Thank you I’m going to ask a friend if they have the book so i can read it.🙂
 
In addition to doing some more investigating regarding the name, author, content of the book, and context of this particular passage check for the Imprimatur and Nihil Obstat which declare the book free from doctrinal error.
 
A quote you might find interesting:

From John Paul II’s general audience on Wednesday, August 22nd, 1984
As ministers of a sacrament which is constituted by consent and perfected by conjugal union, man and woman are called to express that mysterious language of their bodies in all the truth which is proper to it. By means of gestures and reactions, by means of the whole dynamism, reciprocally conditioned, of tension and enjoyment—whose direct source is the body in its masculinity and its femininity, the body in its action and interaction—by means of all this, man, the person, “speaks.”
I couldn’t find the passage I was looking for, where the Holy Father encourages the husband to seek his wife’s climax—not for prurient, but for altruistic reasons.
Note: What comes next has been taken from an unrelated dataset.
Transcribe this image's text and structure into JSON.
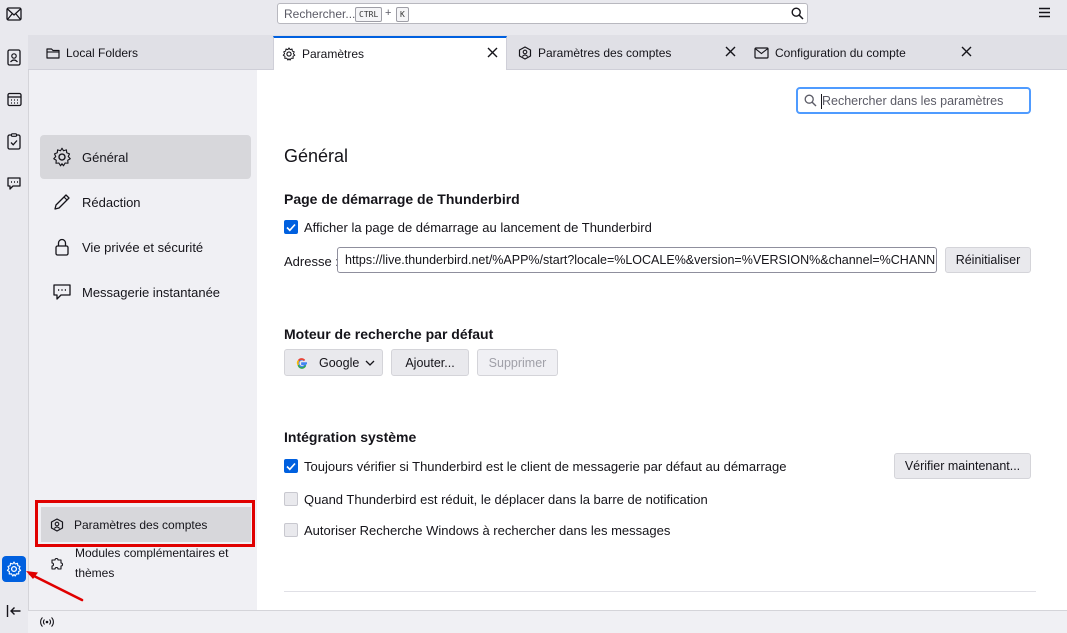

I totally second the recommendation of Christopher West’s work on the Theology of the Body!
 
What leah said is right on track. In Love and Responsibility JP II does explain that a husband should have his wife’s climax as one of the ‘goals’ of their lovemaking. I don’t have the quote at hand–the book’s on my shelf and I don’t have time to page through it–but he also suggests that it is ideal if both climax at the same time, and that the husband should endeavor to make this happen.

Catholics do not at all believe that sex is dirty. It is meant to bring husband and wife closer together, to renew the sacrament of marriage.